Lula apontou para todas as atrocidades cometidas por Bolsonaro à frente do país. “E mais grave, um presidente da República que nunca fez um gesto de solidariedade a uma única pessoa, vítima ou aos familiares das 600 mil pessoas que morreram”.
“Continua mentindo, tentando vender remédios ineficazes, fazendo propaganda contra máscara, continua dizendo que o coronavírus não é o bicho papão que a ciência, que a medicina diz que é”, ressaltou.
O ex-presidente enfatizou ainda a importância do trabalho da CPI da Covid, que revelou uma quadrilha atuando “para mentir sobre remédios ineficazes e a compra das vacinas”, e disse esperar que o relatório irá contribuir para a punição dos culpados.
Diálogo e eleições
Na entrevista, Lula reforçou a importância de andar pelo país para dialogar com a sociedade, com movimentos sociais e partidos políticos, em torno de uma agenda para o enfrentamento da crise. “Tenho conversado com todas as forças políticas”, relatou. “Vou conversar com todo mundo, partidos políticos, com a sociedade. Consertar esse país é uma tarefa de muita gente”.
Lula voltou a defender que todos os partidos tenham a liberdade de lançar suas candidaturas. “Tem muita gente sem competitividade se colocando como candidato. Eu acho ótimo, mas é preciso disputar o primeiro turno.
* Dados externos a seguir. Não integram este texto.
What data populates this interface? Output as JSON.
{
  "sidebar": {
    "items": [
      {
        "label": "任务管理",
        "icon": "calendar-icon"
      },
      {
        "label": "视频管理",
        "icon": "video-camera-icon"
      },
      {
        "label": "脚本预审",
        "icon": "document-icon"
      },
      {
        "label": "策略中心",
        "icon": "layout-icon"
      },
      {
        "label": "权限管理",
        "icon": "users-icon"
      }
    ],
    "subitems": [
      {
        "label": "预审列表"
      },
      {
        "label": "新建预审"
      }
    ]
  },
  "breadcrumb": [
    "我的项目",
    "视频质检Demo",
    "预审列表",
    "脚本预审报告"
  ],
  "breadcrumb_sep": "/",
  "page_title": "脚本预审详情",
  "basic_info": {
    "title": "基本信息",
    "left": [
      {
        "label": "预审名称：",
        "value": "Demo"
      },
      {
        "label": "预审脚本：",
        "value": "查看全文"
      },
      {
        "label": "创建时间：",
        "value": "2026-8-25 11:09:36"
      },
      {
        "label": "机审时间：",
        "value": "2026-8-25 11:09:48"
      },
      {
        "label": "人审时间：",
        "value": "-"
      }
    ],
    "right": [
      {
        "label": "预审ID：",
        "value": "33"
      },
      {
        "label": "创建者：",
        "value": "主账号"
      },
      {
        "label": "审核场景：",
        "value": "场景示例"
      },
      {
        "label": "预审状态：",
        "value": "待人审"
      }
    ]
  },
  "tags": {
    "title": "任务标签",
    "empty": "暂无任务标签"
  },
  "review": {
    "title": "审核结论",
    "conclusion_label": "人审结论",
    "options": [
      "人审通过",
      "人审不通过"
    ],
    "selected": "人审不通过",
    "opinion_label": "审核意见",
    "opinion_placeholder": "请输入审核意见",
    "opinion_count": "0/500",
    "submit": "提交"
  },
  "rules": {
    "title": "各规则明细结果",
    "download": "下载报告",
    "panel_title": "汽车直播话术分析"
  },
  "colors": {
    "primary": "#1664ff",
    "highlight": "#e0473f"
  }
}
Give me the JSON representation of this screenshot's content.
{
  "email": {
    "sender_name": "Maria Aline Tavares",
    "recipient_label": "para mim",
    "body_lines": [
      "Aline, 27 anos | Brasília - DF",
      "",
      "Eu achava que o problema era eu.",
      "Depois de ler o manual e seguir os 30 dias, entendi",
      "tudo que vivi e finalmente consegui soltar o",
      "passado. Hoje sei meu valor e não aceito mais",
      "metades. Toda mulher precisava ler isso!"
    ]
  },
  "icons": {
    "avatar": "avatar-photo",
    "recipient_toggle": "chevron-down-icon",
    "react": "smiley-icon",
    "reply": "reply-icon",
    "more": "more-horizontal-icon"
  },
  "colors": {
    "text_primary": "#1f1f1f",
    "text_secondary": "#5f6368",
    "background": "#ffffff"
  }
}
Pode ter quantas vias quiser”, opinou.
“Ano que vem vamos poder brigar muito para consertar esse país. Esse país haverá de ter juízo suficiente para eleger alguém que respeite a democracia, que goste dela, e que exercite a democracia nos atos cotidianos”, apostou Lula. “Quem quer que seja, deve ser alguém humanista, com um mínimo de solidariedade, que pense no país”.